Dienstag, 7. Juli 2009

Besuch beim Sozialberater

So, der Besuch beim Herrn Besta war anders als erwartet aber sehr hilfreich!
Er hat sich von mir schildern lassen was mit meiner Ma ist, wie sie den Tag verbringt und was sie so macht.

Er hat mich darin bestärkt, dass meine Abschottung und das "Mich-Retten" richtig ist. Seiner Meinung nach hat meine Ma den Punkt an dem sie das Elend noch erkennen und somit den Willen zur Umkehr aufbingen konnte lange hinter sich gelassen. Somit ist keine Aussicht auf Besserung mehr vorhanden. Für Leute die wollten gäbe es auch im Alter eine Menge Hilfe, aber wenn der Trinkende nicht will (weil er sein Elend nicht erkennt) so kann man nichts tun.

Die weitere Vorgehensweise ist nun folgende:
Er versucht einen Termin für einen Hausbesuch durch Frau Dr. Berg zu bekommen und teilt mir diesen dann mit.

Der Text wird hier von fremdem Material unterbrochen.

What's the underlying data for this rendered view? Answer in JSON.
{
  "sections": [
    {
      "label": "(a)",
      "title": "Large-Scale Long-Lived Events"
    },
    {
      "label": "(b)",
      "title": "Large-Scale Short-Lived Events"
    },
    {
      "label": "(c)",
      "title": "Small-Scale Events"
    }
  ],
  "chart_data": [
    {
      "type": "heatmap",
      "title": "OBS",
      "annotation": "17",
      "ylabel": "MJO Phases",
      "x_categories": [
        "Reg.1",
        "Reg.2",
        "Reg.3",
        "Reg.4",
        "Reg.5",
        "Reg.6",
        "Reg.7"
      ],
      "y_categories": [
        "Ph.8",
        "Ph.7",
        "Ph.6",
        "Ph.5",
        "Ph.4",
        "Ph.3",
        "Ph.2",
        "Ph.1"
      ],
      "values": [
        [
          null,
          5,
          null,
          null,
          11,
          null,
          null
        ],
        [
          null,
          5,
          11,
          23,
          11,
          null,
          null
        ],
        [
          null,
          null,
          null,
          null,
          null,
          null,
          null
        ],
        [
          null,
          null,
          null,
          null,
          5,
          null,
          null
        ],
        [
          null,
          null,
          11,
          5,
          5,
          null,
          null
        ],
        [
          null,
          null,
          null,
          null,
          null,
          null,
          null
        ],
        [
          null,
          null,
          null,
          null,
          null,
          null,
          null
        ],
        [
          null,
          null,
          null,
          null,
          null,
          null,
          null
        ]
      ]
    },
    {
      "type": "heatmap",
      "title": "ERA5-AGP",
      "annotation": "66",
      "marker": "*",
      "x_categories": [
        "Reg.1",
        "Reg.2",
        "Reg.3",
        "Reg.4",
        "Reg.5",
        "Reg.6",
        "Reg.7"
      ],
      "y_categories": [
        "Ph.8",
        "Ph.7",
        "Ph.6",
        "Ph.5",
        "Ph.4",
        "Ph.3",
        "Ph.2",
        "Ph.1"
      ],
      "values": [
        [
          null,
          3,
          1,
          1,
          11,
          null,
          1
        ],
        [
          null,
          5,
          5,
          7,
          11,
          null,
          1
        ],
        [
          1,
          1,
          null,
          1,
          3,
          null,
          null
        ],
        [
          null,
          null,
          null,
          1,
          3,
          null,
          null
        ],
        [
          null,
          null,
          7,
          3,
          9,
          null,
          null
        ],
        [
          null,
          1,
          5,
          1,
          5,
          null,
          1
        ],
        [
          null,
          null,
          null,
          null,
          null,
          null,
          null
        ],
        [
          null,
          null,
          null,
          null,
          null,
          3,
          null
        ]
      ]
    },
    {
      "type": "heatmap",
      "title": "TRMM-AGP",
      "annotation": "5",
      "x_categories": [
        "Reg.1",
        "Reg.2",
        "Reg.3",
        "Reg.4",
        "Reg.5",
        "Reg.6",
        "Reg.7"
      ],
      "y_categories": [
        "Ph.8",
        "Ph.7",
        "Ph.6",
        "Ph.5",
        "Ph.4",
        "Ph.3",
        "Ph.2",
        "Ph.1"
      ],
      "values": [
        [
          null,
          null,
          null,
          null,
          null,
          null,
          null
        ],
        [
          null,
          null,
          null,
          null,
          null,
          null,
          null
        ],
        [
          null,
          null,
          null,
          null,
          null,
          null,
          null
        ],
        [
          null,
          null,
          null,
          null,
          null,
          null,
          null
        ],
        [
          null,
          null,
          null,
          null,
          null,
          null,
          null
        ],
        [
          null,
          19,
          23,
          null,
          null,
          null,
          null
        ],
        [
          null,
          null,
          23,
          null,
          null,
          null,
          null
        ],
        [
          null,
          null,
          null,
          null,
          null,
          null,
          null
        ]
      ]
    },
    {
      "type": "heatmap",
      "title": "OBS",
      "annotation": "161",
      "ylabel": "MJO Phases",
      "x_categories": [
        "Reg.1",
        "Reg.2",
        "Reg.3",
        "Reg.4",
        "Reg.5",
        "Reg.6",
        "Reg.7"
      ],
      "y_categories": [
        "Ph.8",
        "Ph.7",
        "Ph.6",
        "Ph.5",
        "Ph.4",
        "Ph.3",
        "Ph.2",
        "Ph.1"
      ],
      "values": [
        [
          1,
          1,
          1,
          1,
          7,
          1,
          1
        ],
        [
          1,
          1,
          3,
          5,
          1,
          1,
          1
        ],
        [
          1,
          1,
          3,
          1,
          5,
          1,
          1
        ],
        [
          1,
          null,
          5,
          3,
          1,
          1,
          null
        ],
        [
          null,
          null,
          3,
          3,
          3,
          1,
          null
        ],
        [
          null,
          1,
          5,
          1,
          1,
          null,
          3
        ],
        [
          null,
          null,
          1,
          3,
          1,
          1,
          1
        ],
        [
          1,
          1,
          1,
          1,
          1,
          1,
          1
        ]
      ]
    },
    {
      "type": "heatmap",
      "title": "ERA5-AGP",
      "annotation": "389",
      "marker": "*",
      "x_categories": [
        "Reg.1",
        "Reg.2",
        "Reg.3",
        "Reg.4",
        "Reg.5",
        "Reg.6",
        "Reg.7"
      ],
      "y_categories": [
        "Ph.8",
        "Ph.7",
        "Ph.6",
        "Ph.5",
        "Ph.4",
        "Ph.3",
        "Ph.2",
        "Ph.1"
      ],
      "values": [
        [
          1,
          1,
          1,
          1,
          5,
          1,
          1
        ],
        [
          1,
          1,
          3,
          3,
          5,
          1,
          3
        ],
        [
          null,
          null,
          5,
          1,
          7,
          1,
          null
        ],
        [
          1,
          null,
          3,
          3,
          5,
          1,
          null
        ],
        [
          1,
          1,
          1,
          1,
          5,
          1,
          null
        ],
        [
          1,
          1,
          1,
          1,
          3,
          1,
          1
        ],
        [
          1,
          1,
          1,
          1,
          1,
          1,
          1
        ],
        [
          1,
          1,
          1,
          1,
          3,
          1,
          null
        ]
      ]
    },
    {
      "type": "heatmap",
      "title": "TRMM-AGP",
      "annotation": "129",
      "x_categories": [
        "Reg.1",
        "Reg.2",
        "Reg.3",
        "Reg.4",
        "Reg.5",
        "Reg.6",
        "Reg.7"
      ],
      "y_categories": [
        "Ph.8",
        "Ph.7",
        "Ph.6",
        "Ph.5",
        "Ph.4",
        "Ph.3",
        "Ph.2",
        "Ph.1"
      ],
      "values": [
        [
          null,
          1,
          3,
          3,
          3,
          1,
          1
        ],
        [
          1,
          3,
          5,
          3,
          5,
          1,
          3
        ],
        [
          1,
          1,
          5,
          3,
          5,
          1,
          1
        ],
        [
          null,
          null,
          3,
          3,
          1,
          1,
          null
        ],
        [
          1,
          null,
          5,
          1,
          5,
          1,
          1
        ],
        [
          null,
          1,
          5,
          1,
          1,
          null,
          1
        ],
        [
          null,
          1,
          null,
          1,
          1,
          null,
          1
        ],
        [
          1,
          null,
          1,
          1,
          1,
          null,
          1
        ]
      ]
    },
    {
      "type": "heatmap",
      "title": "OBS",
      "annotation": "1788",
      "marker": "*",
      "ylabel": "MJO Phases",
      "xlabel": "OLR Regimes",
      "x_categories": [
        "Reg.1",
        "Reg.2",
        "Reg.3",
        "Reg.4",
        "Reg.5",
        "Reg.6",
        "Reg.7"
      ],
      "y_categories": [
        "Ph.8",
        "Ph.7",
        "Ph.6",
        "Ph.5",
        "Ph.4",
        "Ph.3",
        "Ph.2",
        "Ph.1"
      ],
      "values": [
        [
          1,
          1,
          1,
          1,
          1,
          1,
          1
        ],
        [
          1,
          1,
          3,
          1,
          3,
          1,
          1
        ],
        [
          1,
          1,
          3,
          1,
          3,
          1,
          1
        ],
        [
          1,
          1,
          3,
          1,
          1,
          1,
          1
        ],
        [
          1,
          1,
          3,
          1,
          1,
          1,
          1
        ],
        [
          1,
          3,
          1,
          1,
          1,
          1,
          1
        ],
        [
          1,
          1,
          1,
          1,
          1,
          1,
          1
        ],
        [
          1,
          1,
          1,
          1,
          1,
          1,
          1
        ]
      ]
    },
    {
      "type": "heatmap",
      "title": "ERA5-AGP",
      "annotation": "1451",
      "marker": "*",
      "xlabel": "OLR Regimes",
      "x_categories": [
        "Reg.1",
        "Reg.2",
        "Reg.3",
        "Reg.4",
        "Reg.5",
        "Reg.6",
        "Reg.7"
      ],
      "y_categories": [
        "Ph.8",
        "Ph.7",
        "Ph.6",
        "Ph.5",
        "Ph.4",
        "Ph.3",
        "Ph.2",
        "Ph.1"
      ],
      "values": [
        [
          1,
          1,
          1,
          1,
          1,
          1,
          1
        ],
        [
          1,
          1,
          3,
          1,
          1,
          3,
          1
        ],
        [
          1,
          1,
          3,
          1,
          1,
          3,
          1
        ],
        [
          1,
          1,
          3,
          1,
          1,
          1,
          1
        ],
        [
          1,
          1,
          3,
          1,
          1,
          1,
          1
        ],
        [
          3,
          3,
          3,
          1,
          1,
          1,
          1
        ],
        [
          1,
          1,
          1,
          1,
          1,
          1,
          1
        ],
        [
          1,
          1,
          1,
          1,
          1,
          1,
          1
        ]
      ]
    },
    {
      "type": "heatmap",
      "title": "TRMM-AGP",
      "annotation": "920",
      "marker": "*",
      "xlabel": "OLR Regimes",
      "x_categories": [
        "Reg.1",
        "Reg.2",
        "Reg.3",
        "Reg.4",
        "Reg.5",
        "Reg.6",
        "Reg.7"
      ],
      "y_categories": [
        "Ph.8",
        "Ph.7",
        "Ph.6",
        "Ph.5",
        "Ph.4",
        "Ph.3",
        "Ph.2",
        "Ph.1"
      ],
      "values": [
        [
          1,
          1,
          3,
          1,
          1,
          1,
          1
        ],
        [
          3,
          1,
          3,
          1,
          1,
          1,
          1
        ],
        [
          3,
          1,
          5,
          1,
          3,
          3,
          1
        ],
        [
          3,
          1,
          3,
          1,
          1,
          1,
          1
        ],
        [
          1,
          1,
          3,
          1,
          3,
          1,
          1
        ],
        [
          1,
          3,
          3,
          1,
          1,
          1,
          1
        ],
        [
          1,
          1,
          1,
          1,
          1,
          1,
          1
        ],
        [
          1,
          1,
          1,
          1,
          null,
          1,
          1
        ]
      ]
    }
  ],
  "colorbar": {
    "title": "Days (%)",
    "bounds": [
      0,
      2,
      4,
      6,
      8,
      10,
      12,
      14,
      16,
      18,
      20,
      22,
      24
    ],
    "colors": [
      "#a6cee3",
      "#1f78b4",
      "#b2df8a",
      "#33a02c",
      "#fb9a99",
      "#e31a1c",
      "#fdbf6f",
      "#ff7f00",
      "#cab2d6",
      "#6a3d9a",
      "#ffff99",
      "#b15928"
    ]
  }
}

Und die Klinik stellt einen Antrag auf Betreuung (was übrigens jeder inklusive Nachbarn tun kann). Sie untermauern das ganze mit einem Attest von Frau Dr. Berg. Darauf hin kommt dann ein Gutachter vom Amtsgericht (meist ein Psychater). Der spricht mit meiner Ma. Ich soll und werde sie nicht auf diesen Besuch vorbereiten weil sie sonst es eventuell schaft diesen Gutachter zu blenden.

Wenn meine Ma sich so präsentiert wie ich es erwarte wird ein professioneller Betreuer bestimmt der dann eine weitreichende Fürsorge übernimmt: Finanzielle, rechtliche, postalische und gesundheitliche Fürsorge.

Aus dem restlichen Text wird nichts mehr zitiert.